Aliás, a justiça italiana durante as década de 1980 tornou-se celebre pelos excessos cometidos contra réus que se supunham integrantes de organizações terroristas. Claramente uma perseguição política.

Posto isso, o Brasil concedeu asilo a Cesare Battisi e não o extraditou de volta a sua terra natal baseando-se numa política de estado e não de governo como muitos “analistas” insistem em repetir. Segundo essa política de estado o Brasil dá asilo a estrangeiros que sejam alvo de perseguições de natureza política. Por sua vez essa política de estado está amparada na tradição de nossas instituições e na legislação nacional. A própria Procuradoria Geral da República se pronunciou em prol da justeza técnica da decisão do ministro Tarso Genro.

Há ainda o fato de o Brasil extraditar estrangeiros acusados de crime comum desde que o país requerente se comprometa a aplicar pena compatível com as leis existentes aqui. Portanto mesmo que o Brasil tratasse Battisti como criminoso comum restaria a Itália se comprometer em rever a pena aplicada, pois a legislação brasileira não prevê prisão perpétua sem direito a luz solar. Todavia a Itália permanece imutável na decisão de punir exemplarmente Battisti.

O que querem o Estado italiano, o PIG e parte da imprensa progressista, que rasguemos nossa legislação e nos humilhemos diante da Itália?

Ontem à noite minha insônia me pregou das suas. Ao mudar aleatoriamente de canal de TV ouvi de um desses “analistas” num telejornal noturno – não vale à pena gastar meu tempo escrevendo o nome do “analista” e nem do telejornal – afirmando que o Brasil com essa decisão tornava-se uma republiqueta de bananas. Republiqueta de bananas será caso nos curvemos ao desejo da Itália.

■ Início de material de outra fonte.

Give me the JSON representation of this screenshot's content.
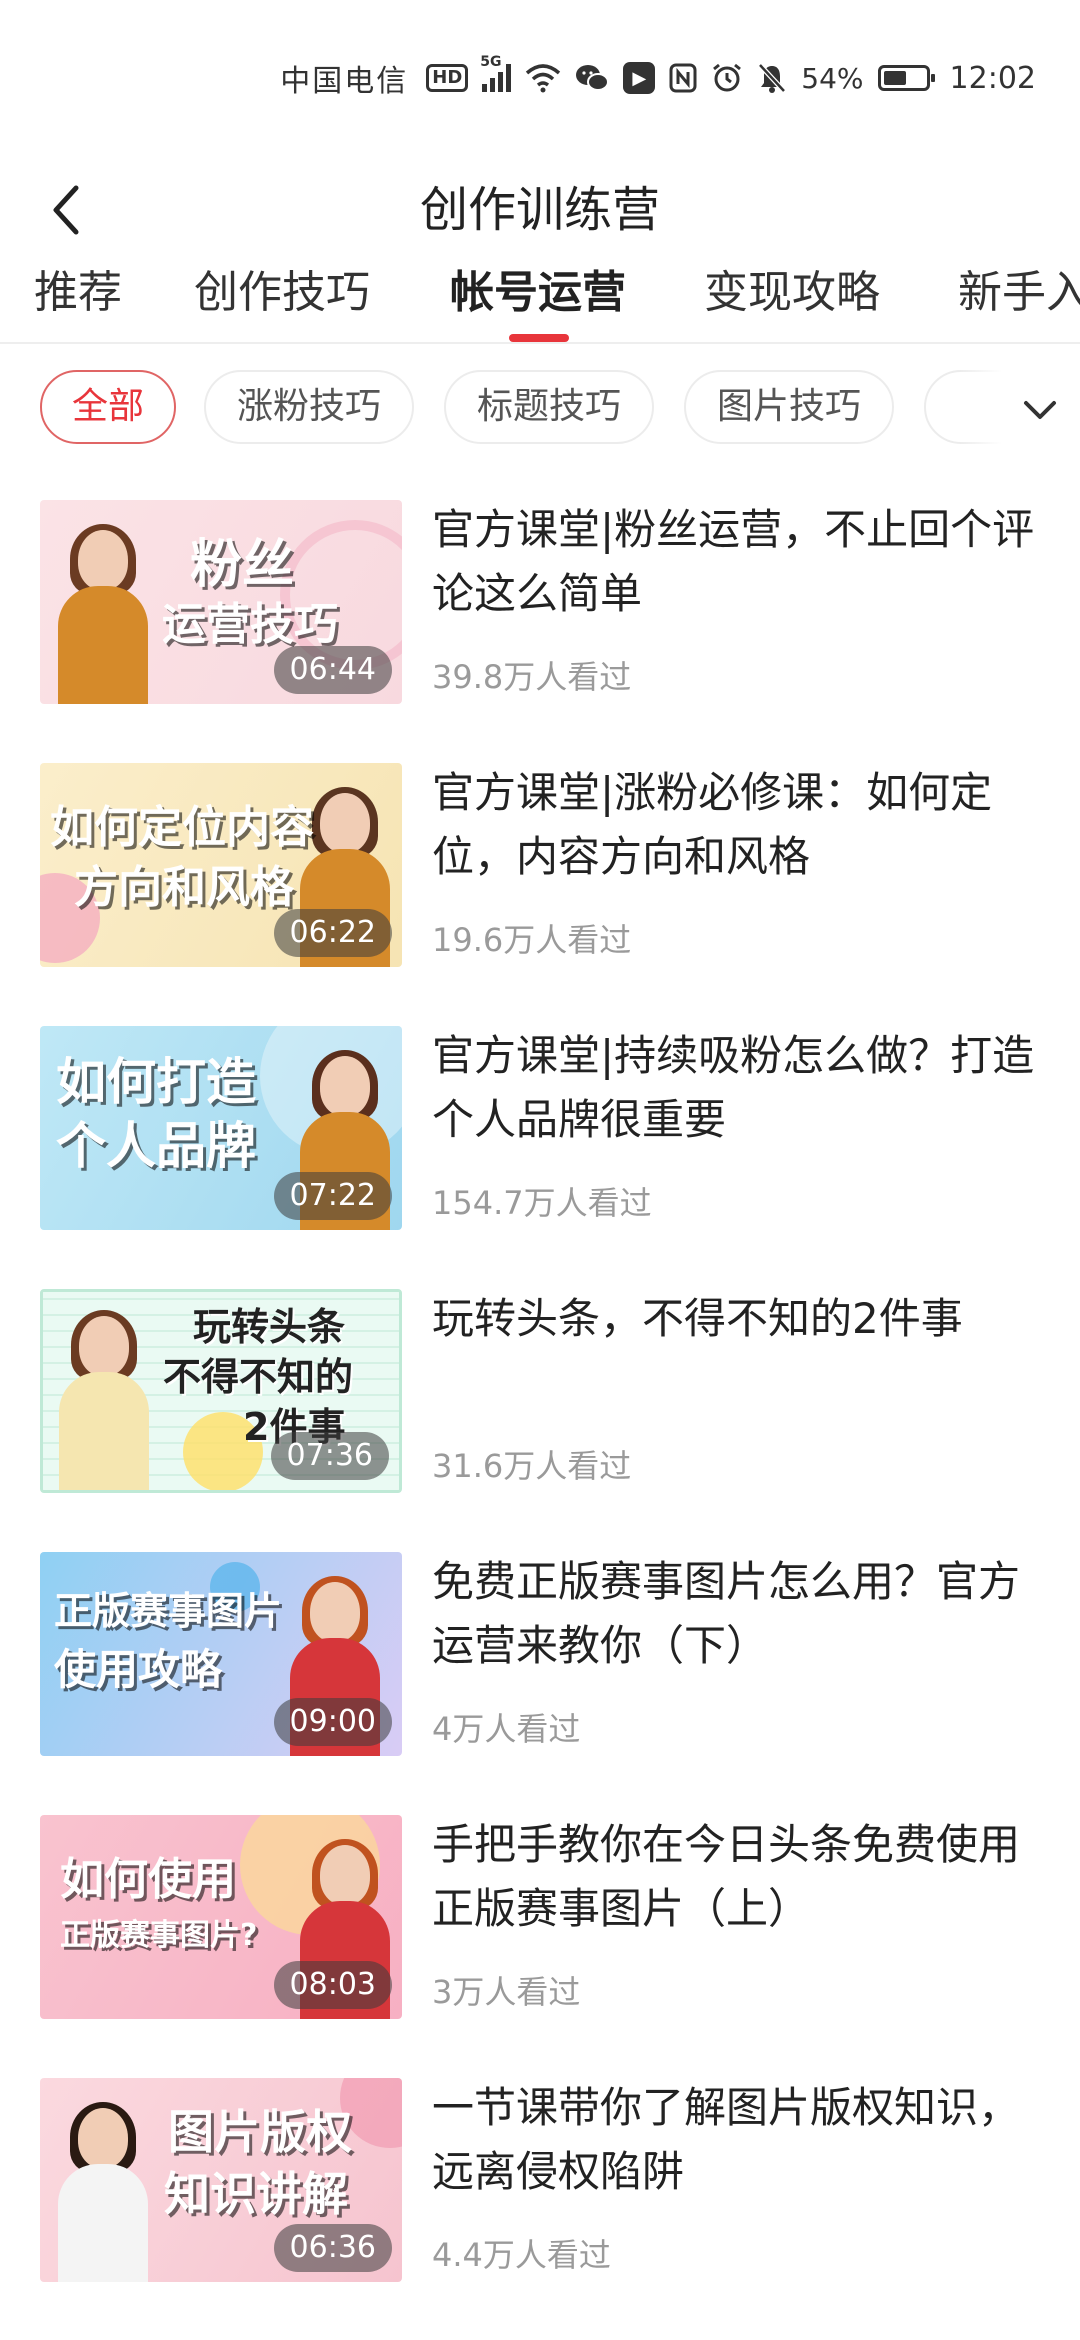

No mais essa discussão só tomou corpo na Bota porque está sendo usada para distrair a atenção dos italianos de problemas mais complexos. A Itália enfrenta uma crise política de tal porte que não consegue se afastar do caricato Berlusconi, sempre chamado de volta ao poder por falta de alternativas concretas. Temos também a crise do modelo econômico por décadas defendido por Berlusconi e seus pares, sendo que o primeiro ainda flerta com o fascismo. Na península Itálica o crescimento do PIB em 2007 foi de apenas 1,9%, abaixo do registrado nos demais países da Zona do Euro, que ficou em 2,5% e mais distante ainda da média da União Européia, 2,8%. Há ainda a xenofobia que volta com força ao Velho Continente usando principalmente árabes, latino-americanos e africanos como bodes expiatórios para a mazela social criada por anos a fio de neoliberalismo.

É nesse contexto que se enquadra a teimosia italiana em não reconhecer a soberania brasileira e a leva a gestos bufões como chamar seu embaixador a Roma ou aventar a hipótese de cancelar o amistoso caça-níqueis entre as seleções de futebol dos dois países . A Itália do governo Berlusconi no seu arrombo reacionário vê o Brasil como um país subdesenvolvido que se recusa a entregar-lhe a cabeça dum representante de ideologia contrária. Nada mais, nada menos.